Kritik an Merkel, aber nicht zu viel

Die Aufarbeitung im Adenauer-Haus ist nicht einfach – zum einen wegen der Kürze der anderthalbtägigen Veranstaltung. Zum anderen steckt Kramp-Karenbauer in einem Dilemma: Mit dem Versprechen der Aufarbeitung gewann sie ihre Wahl zur CDU-Chefin gegen ihren konservativen Gegenspieler Friedrich Merz. Sie muss also Kritik Raum geben, darf sich aber zugleich nicht zu stark von ihrer Amtsvorgängerin absetzen. Zu gewinnen ist wenig: Räumte die CDU Fehler ein, bekämen die Kritiker von rechts außen recht. Sähe die CDU sich politisch dagegen bestätigt, bliebe die Kritik so laut wie bisher.

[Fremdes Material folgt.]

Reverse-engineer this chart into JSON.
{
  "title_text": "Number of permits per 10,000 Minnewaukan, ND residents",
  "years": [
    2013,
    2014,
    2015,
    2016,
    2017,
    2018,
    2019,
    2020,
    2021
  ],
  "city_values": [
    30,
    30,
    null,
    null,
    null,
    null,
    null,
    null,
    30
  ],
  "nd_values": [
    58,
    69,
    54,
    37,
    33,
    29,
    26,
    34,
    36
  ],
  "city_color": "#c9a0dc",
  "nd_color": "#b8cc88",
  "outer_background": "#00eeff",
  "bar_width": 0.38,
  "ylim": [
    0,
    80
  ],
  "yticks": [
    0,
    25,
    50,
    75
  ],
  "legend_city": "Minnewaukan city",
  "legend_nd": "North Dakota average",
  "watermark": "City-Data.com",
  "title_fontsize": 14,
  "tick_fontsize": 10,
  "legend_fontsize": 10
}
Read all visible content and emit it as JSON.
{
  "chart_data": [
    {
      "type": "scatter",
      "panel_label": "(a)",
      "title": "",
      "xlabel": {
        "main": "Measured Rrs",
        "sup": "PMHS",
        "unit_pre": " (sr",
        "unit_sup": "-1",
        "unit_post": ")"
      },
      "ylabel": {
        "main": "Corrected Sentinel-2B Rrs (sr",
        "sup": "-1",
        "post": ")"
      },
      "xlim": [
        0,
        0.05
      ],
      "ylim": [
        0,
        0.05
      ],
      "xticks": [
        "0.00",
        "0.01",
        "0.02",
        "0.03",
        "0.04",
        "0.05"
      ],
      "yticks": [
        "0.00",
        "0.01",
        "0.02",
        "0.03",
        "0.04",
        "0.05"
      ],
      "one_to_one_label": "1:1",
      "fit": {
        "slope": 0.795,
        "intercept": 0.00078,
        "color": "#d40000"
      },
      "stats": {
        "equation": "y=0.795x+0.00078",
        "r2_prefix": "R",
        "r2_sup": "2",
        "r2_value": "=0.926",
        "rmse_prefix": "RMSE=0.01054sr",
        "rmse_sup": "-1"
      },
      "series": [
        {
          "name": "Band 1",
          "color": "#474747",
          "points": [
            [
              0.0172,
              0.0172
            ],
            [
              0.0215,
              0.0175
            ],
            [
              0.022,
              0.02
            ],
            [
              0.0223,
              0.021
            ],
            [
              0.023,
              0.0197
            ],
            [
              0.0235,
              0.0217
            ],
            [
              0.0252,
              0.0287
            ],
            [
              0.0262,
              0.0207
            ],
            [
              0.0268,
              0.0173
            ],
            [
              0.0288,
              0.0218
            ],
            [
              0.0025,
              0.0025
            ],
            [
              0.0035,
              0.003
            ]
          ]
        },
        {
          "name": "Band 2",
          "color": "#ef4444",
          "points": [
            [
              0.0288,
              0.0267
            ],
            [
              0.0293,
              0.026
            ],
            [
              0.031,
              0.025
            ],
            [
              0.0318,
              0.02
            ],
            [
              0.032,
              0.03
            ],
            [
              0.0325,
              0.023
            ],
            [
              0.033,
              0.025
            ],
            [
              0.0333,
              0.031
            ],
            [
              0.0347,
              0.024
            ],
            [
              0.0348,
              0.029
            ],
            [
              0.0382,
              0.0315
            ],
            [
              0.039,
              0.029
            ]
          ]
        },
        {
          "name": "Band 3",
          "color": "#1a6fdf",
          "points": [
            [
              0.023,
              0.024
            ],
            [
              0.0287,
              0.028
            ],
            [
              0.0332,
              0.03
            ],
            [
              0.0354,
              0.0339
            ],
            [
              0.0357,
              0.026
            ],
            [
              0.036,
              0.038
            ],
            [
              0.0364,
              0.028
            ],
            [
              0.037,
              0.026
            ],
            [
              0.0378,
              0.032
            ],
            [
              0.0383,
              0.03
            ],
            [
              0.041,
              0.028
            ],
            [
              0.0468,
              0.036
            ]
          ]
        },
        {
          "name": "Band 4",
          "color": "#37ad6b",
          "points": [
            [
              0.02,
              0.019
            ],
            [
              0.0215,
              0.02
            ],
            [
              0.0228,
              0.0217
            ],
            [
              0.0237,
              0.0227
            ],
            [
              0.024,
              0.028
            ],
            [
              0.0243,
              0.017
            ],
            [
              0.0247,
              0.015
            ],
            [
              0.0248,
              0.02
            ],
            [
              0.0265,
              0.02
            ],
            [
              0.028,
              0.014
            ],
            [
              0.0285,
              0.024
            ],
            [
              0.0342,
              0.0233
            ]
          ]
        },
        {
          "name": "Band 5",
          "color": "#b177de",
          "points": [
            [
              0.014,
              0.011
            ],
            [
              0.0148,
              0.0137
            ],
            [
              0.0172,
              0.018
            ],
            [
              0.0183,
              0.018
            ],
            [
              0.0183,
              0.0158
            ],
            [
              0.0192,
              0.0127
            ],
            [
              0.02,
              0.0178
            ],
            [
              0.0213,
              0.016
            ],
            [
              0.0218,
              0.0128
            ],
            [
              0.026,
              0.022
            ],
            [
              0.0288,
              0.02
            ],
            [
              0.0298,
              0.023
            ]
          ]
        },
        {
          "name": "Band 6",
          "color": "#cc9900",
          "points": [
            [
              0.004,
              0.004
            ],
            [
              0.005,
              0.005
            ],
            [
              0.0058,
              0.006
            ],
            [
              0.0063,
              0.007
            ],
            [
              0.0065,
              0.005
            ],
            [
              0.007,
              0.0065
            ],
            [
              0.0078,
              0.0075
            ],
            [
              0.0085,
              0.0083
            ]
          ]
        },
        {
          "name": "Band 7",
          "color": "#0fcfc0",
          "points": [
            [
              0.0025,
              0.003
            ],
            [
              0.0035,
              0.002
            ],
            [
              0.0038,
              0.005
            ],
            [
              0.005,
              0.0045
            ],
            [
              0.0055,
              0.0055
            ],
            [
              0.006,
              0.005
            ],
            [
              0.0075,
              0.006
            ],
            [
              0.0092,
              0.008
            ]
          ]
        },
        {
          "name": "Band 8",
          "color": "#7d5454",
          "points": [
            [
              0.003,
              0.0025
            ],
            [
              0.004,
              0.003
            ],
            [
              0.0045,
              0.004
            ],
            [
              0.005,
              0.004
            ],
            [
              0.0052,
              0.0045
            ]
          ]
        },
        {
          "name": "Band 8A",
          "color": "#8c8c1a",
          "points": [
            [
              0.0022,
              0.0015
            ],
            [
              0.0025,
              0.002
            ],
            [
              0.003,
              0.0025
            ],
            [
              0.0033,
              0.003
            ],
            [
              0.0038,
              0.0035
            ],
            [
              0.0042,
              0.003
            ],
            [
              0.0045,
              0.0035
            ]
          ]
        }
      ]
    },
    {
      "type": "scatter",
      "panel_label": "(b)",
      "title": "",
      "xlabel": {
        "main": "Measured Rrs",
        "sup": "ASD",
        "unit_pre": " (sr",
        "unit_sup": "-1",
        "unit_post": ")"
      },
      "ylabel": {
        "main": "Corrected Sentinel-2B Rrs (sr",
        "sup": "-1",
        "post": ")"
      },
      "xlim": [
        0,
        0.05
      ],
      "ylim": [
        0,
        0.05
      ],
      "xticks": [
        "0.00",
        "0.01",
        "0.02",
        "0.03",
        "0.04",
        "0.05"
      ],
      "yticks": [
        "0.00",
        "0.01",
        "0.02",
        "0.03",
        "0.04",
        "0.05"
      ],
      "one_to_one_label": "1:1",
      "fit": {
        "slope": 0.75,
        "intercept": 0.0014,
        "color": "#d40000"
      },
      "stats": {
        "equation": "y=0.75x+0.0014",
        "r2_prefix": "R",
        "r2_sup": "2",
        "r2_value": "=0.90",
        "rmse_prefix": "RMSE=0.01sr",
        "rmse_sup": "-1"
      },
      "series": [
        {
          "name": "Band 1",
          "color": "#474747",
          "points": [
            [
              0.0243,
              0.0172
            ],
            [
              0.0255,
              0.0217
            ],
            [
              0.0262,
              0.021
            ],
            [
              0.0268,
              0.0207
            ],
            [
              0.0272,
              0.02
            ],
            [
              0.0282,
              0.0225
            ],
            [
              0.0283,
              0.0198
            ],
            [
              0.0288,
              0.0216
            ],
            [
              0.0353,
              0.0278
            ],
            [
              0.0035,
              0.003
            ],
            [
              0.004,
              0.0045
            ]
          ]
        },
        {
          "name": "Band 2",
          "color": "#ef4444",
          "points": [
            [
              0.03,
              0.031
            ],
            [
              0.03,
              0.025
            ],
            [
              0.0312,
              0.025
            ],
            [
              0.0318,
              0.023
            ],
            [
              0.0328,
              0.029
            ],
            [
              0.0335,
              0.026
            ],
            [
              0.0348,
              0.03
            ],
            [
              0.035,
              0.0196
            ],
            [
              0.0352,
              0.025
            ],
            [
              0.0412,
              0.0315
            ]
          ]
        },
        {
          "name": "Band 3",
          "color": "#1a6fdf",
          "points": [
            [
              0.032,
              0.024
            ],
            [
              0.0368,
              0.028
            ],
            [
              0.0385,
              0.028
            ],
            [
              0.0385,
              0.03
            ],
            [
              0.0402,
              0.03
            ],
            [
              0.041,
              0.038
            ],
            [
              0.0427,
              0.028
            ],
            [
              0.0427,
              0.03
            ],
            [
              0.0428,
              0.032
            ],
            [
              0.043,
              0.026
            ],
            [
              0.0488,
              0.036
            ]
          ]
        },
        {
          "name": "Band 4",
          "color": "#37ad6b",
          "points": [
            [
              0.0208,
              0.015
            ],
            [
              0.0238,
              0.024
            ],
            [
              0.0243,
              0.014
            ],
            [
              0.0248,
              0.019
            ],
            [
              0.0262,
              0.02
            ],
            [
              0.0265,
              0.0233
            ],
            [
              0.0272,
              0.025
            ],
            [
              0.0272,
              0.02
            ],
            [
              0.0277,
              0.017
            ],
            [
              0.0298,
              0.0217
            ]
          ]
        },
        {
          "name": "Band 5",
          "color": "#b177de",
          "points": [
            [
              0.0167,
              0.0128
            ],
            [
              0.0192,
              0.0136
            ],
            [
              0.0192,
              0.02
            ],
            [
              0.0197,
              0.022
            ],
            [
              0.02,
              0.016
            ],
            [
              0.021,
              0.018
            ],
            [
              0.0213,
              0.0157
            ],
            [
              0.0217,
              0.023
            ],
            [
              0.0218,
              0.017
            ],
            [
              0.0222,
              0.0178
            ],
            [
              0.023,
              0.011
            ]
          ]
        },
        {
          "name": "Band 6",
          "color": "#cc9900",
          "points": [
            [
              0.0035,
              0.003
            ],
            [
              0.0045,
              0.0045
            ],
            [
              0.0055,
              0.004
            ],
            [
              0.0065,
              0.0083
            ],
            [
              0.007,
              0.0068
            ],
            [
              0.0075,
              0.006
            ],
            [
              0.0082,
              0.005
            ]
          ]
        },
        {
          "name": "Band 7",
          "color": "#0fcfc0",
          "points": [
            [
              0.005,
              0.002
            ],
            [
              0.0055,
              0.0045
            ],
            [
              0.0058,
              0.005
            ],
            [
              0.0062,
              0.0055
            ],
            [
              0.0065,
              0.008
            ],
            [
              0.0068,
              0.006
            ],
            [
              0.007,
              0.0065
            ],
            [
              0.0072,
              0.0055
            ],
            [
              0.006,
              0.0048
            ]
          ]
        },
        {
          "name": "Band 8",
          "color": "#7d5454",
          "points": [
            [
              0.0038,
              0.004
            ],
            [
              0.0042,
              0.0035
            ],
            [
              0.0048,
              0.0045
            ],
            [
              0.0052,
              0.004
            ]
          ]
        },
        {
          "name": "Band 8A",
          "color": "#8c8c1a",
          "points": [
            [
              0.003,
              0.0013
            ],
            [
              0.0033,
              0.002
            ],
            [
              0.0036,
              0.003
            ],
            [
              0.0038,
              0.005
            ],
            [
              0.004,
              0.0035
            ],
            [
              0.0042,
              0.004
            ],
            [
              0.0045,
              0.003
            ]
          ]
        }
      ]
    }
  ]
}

Auch in der Fortsetzung am Montag wird Kramp-Karrenbauer die Sachdiskussion um das eigentliche Problem herumkreisen lassen: Vier nicht öffentlich tagende Themengruppen widmen sich Innerer Sicherheit und Abschiebepraxis, europäischem Grenzschutz, der Steuerung von Migration und der Integration vor Ort. Alles Zukunftsthemen, wenig auf konkrete Fehler der Vergangenheit bezogen. Der Frust der Merkel-Kritiker soll sich möglichst geräuscharm entladen.

Für die CSU wird Bayerns Innenminister Joachim Herrmann sprechen. Als einziger Kommunalpolitiker auf dem Podium ist der Essener Oberbürgermeister Thomas Kufen angekündigt – jener Christdemokrat, für den Merkel noch selbst auf der Wahlkampfbühne stand: Am Nachmittag des schicksalshaften Septembertages 2015, an dessen Ende Merkel die Flüchtlingsbusse aus Ungarn nach Deutschland einließ. Was sie nun von dem Versuch der parteiinternen Aufarbeitung ihrer damaligen Entscheidung hält, machte die Bundeskanzlerin auch klar: Sie nahm an der Veranstaltung nicht teil.